Hi, I’m working on a spatiotemporal dataset. The goal is predictions in the time dimension for each location. The baseline model is a hierarchical model, where each location has its own linear regression y_{st} \sim N( \beta_{0s} + \beta_{1s} t, \sigma_s^2) with group-level priors. Linear trend and normality assumption pass the tests. However, the residuals and parameters from the baseline model have clear and strong isotropic spatial correlations, so I think that using Gaussian processes with SE kernel to model the spatial correlations might improve the model.

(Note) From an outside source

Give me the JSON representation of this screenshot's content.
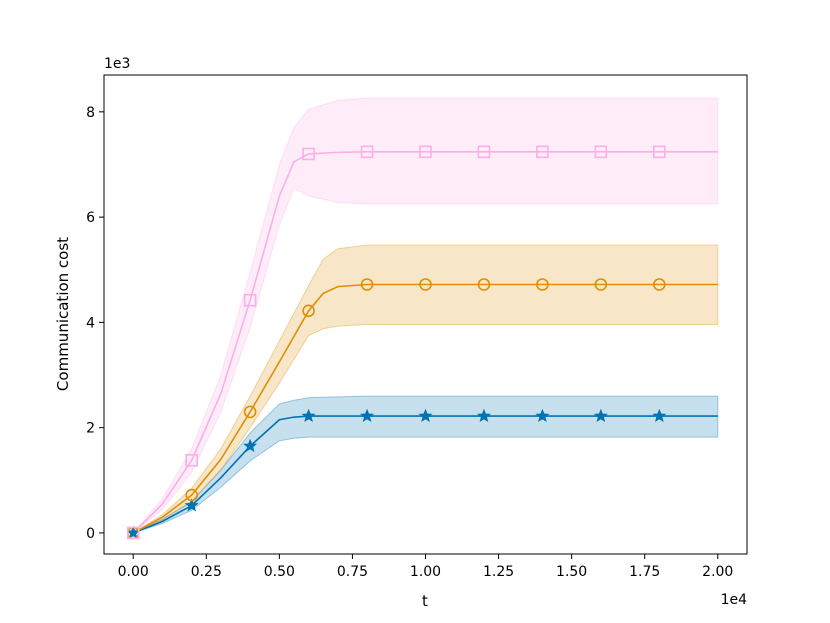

The first thing I tried is to use independent GPs of same scales to measure the errors in each time period since the time dimension is relatively low frequency without notable autocorrelation. The assumption is the spatial shocks are of similar scales in each time period.

model {
  \\ location level trends and intercepts, univariate independent prior, 
  \\ non-centered parameterization
  vector[N_s] beta0 = mu_b0 + eta_b0 * sigma_b0;
  vector[N_s] beta1 = mu_b1 + eta_b1 * sigma_b1; 

  \\ independent GP but same kernel for each time period, latent GP
  matrix[N_s, N_t] eta ~ std_normal();
  matrix[N_s, N_s] L_K =  L_cov_exp_quad(gps, alpha, rho);
  matrix[N_s, N_t] f =  L_K * eta;

  // Likelihood 
  target += normal_lpdf(y | to_vector(rep_matrix(beta0, N_t)) + 
         to_vector(rep_matrix(beta1, N_t)) .* time + 
         to_vector(f), sigma[loc]);} 

The posterior samples have high autocorrelations within chains and the out of sample predictions for each location perform worse than the baseline model. It seems that the independent GPs in each time period are competing with the trends. The residuals (including the GPs) in each location do not sum to zero across time. Should I look into different specifications or other types of prior to put on eta? Hyperparameters in the GP kernel seem reasonable and spatial interpolation improves significantly though. Many thanks!

I’m a little fuzzy on the details of the implementation, but since there are no replies so far so I’m going to make a general comment with respect to linear time trends within GP models.

If you model the mean of the gaussian process as a linear model that will indeed compete with with the GP itself, effectively it is detrending the data, and whatever is left is what will be modeled by the GP.
Unless it’s really something you don’t want the GP to capture, I’d actually not use the linear model at all (model mean GP as constant and let the signal variance account for the trend around a that historical constant mean). But if your main interest is the linear trend maybe the GP is will indeed cause overfitting because it is large, complex and very flexible.

I’m not sure that is exactly what you asked, but I’d probably have to look more closely into more of the model.

Thank you for your reply! Sorry for the confusion. The GPs are imposed on the space dimension while the linear trends are imposed on the time dimension, so they are not directly competing. I was thinking about using a separable spatio-temporal GP with a linear kernel GP to the time dimension and a SE kernel GP to the space dimension, but couldn’t work around the implicit spatial stationarity assumption.